Report Synopsis
Is tracking carbon on farm good for business?
Pippa Jones
“Respond – don’t react.”
- Eddie Vedder, Pearl Jam, Gold Coast 2024
Farmers are seeing a need to build resilience into their businesses so they can adapt and thrive into the future. It is important that farmers adopt practices and technologies that result in efficiencies, improve profitability and give farmers the ability to ‘weather the storm’ of increasingly volatile seasonal variations.
More than 140 countries, including Australia, have set, or are considering setting, a net-zero target. The Australian government has set a Net Zero 2050 Plan, which will guide our transition to the legislated target of net zero greenhouse gas emissions by 2050.

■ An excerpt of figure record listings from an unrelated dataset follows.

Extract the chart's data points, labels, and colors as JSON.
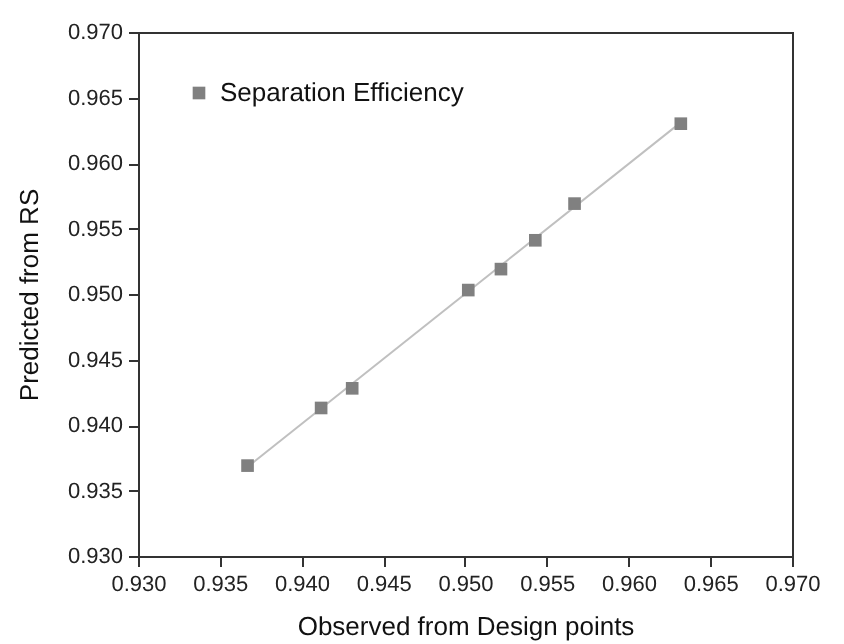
{
  "chart_data": {
    "type": "scatter",
    "xlabel": "Observed from Design points",
    "ylabel": "Predicted from RS",
    "xlim": [
      0.93,
      0.97
    ],
    "ylim": [
      0.93,
      0.97
    ],
    "xticks": [
      {
        "value": 0.93,
        "label": "0.930"
      },
      {
        "value": 0.935,
        "label": "0.935"
      },
      {
        "value": 0.94,
        "label": "0.940"
      },
      {
        "value": 0.945,
        "label": "0.945"
      },
      {
        "value": 0.95,
        "label": "0.950"
      },
      {
        "value": 0.955,
        "label": "0.955"
      },
      {
        "value": 0.96,
        "label": "0.960"
      },
      {
        "value": 0.965,
        "label": "0.965"
      },
      {
        "value": 0.97,
        "label": "0.970"
      }
    ],
    "yticks": [
      {
        "value": 0.93,
        "label": "0.930"
      },
      {
        "value": 0.935,
        "label": "0.935"
      },
      {
        "value": 0.94,
        "label": "0.940"
      },
      {
        "value": 0.945,
        "label": "0.945"
      },
      {
        "value": 0.95,
        "label": "0.950"
      },
      {
        "value": 0.955,
        "label": "0.955"
      },
      {
        "value": 0.96,
        "label": "0.960"
      },
      {
        "value": 0.965,
        "label": "0.965"
      },
      {
        "value": 0.97,
        "label": "0.970"
      }
    ],
    "legend": "top left",
    "series": [
      {
        "name": "Separation Efficiency",
        "color": "#808080",
        "marker": "square",
        "x": [
          0.9367,
          0.9412,
          0.9431,
          0.9502,
          0.9522,
          0.9543,
          0.9567,
          0.9632
        ],
        "values": [
          0.9369,
          0.9413,
          0.9428,
          0.9503,
          0.9519,
          0.9541,
          0.9569,
          0.963
        ]
      },
      {
        "type": "line",
        "color": "#c0c0c0",
        "x": [
          0.9367,
          0.9632
        ],
        "values": [
          0.9368,
          0.9631
        ]
      }
    ]
  }
}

Adoption of practices and technologies to reduce emissions and remove carbon from the atmosphere is one of the biggest barriers to achieving a lower emissions agricultural future. In order for farmers to engage, it needs to make good business sense. Linking such practices and technologies to farm efficiencies, productivity and profitability is key. It is also very achievable.

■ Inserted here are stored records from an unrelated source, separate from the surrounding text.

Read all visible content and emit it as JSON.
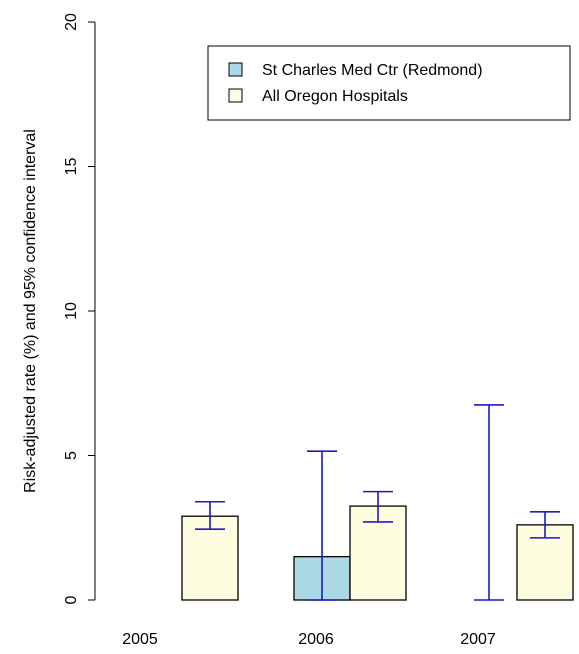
{
  "chart_data": {
    "type": "bar",
    "title": "",
    "xlabel": "",
    "ylabel": "Risk-adjusted rate (%) and 95% confidence interval",
    "ylim": [
      0,
      20
    ],
    "y_ticks": [
      "0",
      "5",
      "10",
      "15",
      "20"
    ],
    "categories": [
      "2005",
      "2006",
      "2007"
    ],
    "grid": false,
    "legend_position": "top-right",
    "error_bar_color": "#1a1acc",
    "series": [
      {
        "name": "St Charles Med Ctr (Redmond)",
        "color": "#add8e6",
        "values": [
          null,
          1.5,
          0
        ],
        "ci_low": [
          null,
          0,
          0
        ],
        "ci_high": [
          null,
          5.15,
          6.75
        ]
      },
      {
        "name": "All Oregon Hospitals",
        "color": "#fffde0",
        "values": [
          2.9,
          3.25,
          2.6
        ],
        "ci_low": [
          2.45,
          2.7,
          2.15
        ],
        "ci_high": [
          3.4,
          3.75,
          3.05
        ]
      }
    ]
  }
}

Farmers can engage via two main pathways – 1) measuring, monitoring and managing your own carbon footprint, and 2) engaging in carbon markets to trade in carbon credits like ACCUs. There are huge opportunities for farmers to not only reduce emissions and remove carbon from the atmosphere, but also to grow productivity and build social, environmental and economic resilience.
When carbon market agreements are done properly - when farmers are informed and engaged in the process, when the service provider approaches the projects with integrity and rigour, and follow the correct process of the ‘methods’, farmers can financially benefit from carbon projects in a number of ways. This includes provision of an alternative income stream and through improvements in productivity when additional activities required under a project agreement (such as time-controlled or rotational grazing) are implemented.
Measuring and monitoring a farm’s carbon footprint can identify opportunities to make improvements and efficiencies on farm. This is particularly possible when data is collected and monitored over several years. For example, having year-on-year data on diesel, fertilizer and energy use can assist in making decisions for future purposes.
A major benefit of baselining your carbon footprint to identify your emissions intensity number is that it will also identify the areas a farm business is already doing well. A business can use this information to supply to suppliers, financial institutions or in funding applications as evidence of how they are already undertaking sustainable practices. The data is evidence of their sustainability credentials.
Often, farmers will find that they are already doing activities that reduce emissions or sequester carbon, purely because those activities are best practice and make good business sense. In baselining and understanding carbon footprint on-farm, farmers have the opportunity to prove that they are already being sustainable in their business, as well as identify areas for improvement.
“This journey is about knowledge, not about being dictated at.”
- Prof. John Gilliland, OBE
Undertaking activities to sequester carbon or reduce emissions can have tradeoffs, in terms of time, productivity and cost. These trade-offs exist where the benefit gained
from reducing emissions / storing carbon does not outweigh the cost, and need to be carefully considered. Carbon agreements do not fit every business and every farm, so it is vital that farmers do their research before entering into an agreement.
Despite over 145 countries around the world having targets to meet net zero, and nearly 200 countries signing up the Paris Agreement, engagement of farmers globally and within countries varies widely. Examples include formal training (free and paid), research projects implementation and extension, incentives-based schemes, formal carbon project agreements, one-on-one consultations and informal farmer-to-farmer learning. There are pros and cons to each.
The audience for this report is the average, family-owned farm business and its advisors. It is intended to inform those who have average to good business skills but are not yet engaged in carbon farming or carbon markets.